The path to useful quantum computers with error correction

Riverlane article

By Jake Taylor, Chief Science Officer | Kenton Barnes, Senior Quantum Engineer | Rossy Nguyen, Senior Product Manager (Quantum Error Correction)

Quantum computing systems are moving from a first generation of highly error-prone machines of limited usefulness (known as the Noisy Intermediate Scale Quantum Computing or NISQ era) towards measurement-heavy systems with the capabilities necessary to implement quantum error correction.

At the IEEE Quantum Week in September 2022, a variety of workshops and keynotes all highlighted the emerging engineering challenges for getting quantum computing ‘to scale’. We also learned more about the burgeoning ecosystem that looks towards error corrected machines. The Riverlane-led workshop, `Beyond NISQ’, brought together stakeholders representing all the major commercial qubit types. Discussion focused on the identification of key milestones, metrics and needs for the error correction community to progress over the next five years.

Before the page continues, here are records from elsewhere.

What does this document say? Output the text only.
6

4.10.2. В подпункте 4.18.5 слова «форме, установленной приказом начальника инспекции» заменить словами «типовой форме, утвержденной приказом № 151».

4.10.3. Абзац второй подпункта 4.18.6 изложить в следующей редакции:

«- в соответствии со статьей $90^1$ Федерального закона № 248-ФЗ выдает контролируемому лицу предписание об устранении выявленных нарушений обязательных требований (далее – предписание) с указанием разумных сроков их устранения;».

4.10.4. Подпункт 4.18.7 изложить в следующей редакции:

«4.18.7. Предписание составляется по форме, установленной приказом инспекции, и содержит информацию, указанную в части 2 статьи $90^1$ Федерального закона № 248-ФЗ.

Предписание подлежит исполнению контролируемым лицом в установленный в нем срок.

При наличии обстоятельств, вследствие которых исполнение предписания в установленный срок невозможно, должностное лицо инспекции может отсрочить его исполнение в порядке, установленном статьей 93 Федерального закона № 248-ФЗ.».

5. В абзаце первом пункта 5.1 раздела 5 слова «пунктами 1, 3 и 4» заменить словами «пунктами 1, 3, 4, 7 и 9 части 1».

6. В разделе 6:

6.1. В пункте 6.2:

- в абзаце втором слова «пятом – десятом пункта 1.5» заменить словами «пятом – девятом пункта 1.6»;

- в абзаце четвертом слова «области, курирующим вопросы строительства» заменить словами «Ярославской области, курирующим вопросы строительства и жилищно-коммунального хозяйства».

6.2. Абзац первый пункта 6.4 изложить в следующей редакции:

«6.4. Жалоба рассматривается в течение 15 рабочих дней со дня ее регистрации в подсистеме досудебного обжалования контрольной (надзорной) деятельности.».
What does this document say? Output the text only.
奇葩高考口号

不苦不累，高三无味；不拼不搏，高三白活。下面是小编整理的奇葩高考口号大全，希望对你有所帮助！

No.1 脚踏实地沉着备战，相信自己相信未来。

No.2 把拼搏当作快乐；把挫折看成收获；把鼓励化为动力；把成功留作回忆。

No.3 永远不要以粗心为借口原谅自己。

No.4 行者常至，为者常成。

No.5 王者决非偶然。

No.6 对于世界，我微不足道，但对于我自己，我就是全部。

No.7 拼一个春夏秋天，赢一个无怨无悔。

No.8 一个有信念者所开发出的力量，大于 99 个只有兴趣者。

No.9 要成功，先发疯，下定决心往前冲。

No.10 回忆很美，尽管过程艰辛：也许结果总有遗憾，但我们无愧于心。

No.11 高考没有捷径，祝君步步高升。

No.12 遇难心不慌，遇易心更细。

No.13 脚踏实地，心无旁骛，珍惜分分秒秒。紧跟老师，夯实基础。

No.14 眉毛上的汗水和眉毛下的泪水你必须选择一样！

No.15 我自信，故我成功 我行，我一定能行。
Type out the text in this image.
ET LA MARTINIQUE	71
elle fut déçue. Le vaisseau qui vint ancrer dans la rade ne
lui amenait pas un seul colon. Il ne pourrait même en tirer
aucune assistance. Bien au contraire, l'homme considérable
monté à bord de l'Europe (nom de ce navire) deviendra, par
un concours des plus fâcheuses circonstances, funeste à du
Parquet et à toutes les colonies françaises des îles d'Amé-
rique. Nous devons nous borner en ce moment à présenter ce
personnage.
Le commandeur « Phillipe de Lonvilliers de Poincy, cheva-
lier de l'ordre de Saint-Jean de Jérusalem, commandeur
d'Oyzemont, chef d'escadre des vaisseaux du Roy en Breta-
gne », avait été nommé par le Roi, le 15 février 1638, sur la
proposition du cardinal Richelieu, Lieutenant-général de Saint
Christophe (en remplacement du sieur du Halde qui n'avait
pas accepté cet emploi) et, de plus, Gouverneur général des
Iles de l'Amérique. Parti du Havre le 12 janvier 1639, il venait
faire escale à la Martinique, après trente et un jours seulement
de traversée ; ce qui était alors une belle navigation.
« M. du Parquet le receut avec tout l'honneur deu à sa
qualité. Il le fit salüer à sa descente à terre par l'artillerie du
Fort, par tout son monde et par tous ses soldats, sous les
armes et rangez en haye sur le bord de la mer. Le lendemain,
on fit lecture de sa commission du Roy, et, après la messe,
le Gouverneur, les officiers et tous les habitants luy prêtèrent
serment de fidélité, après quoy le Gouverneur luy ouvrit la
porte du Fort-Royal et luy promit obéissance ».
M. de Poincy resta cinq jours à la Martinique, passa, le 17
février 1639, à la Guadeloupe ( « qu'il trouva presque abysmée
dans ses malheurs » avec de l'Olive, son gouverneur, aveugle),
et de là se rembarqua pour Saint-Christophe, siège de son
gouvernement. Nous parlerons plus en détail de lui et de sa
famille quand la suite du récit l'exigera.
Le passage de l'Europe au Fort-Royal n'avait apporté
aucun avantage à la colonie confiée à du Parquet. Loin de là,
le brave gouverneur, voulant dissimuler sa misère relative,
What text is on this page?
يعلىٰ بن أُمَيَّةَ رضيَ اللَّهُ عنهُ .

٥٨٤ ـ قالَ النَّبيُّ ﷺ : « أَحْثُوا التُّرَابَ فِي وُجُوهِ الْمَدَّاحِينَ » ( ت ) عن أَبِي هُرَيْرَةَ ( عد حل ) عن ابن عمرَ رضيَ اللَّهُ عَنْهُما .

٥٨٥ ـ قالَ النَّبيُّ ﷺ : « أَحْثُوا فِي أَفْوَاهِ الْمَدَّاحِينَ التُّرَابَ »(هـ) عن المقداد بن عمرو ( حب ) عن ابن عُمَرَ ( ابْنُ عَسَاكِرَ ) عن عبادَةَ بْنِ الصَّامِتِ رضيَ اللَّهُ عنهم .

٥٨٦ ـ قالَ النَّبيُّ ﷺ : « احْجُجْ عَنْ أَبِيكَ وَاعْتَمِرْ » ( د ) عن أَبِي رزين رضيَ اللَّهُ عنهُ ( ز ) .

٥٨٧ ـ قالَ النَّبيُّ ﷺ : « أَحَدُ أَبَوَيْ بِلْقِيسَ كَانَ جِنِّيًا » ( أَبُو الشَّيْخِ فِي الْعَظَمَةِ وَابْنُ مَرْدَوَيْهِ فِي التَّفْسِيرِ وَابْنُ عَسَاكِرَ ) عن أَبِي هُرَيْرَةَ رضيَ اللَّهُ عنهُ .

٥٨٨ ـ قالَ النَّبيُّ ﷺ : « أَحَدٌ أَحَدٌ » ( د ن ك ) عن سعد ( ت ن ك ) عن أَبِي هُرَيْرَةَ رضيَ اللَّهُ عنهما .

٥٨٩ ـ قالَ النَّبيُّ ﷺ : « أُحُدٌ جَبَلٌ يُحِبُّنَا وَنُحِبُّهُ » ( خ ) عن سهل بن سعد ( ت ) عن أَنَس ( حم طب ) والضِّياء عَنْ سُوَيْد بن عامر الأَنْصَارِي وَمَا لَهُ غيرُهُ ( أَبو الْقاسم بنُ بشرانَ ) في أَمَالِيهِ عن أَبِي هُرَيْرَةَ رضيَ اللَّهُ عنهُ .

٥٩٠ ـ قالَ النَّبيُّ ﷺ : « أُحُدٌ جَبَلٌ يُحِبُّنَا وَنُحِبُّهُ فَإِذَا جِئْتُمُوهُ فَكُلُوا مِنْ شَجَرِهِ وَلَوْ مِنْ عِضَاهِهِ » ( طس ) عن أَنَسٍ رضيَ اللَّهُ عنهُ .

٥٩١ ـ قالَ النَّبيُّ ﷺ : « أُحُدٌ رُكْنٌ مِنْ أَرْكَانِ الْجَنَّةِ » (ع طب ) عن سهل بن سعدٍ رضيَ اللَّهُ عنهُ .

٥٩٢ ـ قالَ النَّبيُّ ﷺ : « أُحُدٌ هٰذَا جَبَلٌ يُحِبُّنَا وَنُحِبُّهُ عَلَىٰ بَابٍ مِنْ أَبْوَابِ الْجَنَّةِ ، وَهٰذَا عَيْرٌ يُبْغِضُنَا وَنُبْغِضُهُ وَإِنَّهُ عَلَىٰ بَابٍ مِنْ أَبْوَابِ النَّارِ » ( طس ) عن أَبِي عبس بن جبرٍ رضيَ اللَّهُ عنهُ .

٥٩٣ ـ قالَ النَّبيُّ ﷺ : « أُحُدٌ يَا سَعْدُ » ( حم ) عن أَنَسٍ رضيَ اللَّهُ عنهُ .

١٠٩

One key ingredient is getting qubits to be better, in isolation and in groups. The fidelity of operations like gates, the ability to reset qubits to ‘zero’, and the means to attain a quick and accurate measurement of a qubit’s final state, were all raised as crucial functionalities to improve. There’s a tremendous amount of engineering and materials science going into these tasks. Although the week did not have a single ‘aha’ moment in qubit performance, the collective gains in the field are impressive.

The other key ingredient is reducing the cost of building and running qubits. This is not just dollars and pounds but also watts and people. Moving from the NISQ approach to quantum error correction changes fundamental architectural decisions and may open new opportunities for better, lower cost systems. On one hand, the number of key operations is lower as universal gates sets are typically finite and do not include parametric gates such as continuous controlled phase gates. On the other hand, QEC requires substantial numbers of measurements in nearly every gate layer, and optimisation towards such high measurement-throughput devices is nascent.

Many participants throughout the week highlighted how control systems, as currently developed, are unlikely to achieve the cost and performance necessary for thousands and millions of qubits. However, these conversations highlighted a key insight that Riverlane has gained: leveraging the semiconductor industry to solve control and decoding computational challenges is expensive on the front-end but will ultimately enable production at scale.

It has been established that the “decoding problem” is a bottleneck for error corrected quantum computation. Solving the classical decoding problem fast enough to not limit the speed of logical operations requires a multi-disciplinary approach to improve algorithms and build dedicated hardware. But speed is not the only important milestone to consider for decoders. There are several other functionalities that a decoder should exhibit in the next five years to support progress towards error-corrected quantum computation.

In fact, an important highlight referenced across multiple conference steams was the emergence of the Riverlane-developed parallel window decoder as a scalable means of leveraging cheap per unit semiconductor hardware in a massively parallel system that scales with the size of your quantum computer. Additional techniques to reduce cost of decoding, from neural network pre-decoders to cryogenic logic systems adjacent to qubits based upon CMOS or more exotic technologies, also highlighted low-hanging fruit for better integration of Quantum Control and Quantum Error Correction systems.

What about the benchmarks and metrics that will drive future progress?

At the Riverlane-sponsored panel on this topic, the overall vision agreed was to not focus on algorithms but instead at the subroutine level. There, specific techniques like syndrome extraction circuits, entanglement distillation, magic state distillation and logical gate sequences can all feed into performance characterisation. Specifically, the benchmarks and metrics should answer the question: “What type of operation sequences stress the hardware system?”

Given these efforts and discussions, where does the field go from here?

Today we are collaborating with error correction experts across the world to develop a whitepaper on milestones for the next five years of error correction. These involve the whole quantum computing community now coming together to address the big challenges ahead:

  • How to make qubits at scale
  • How to integrate control and measurement systems at speed
  • How to decode error information fast enough and cheaply enough to keep up
  • How to track our collective progress to ensure that our outcomes lead to the first error-corrected quantum computers?

The whitepaper that we’ll publish over the coming months will dive into each of these questions.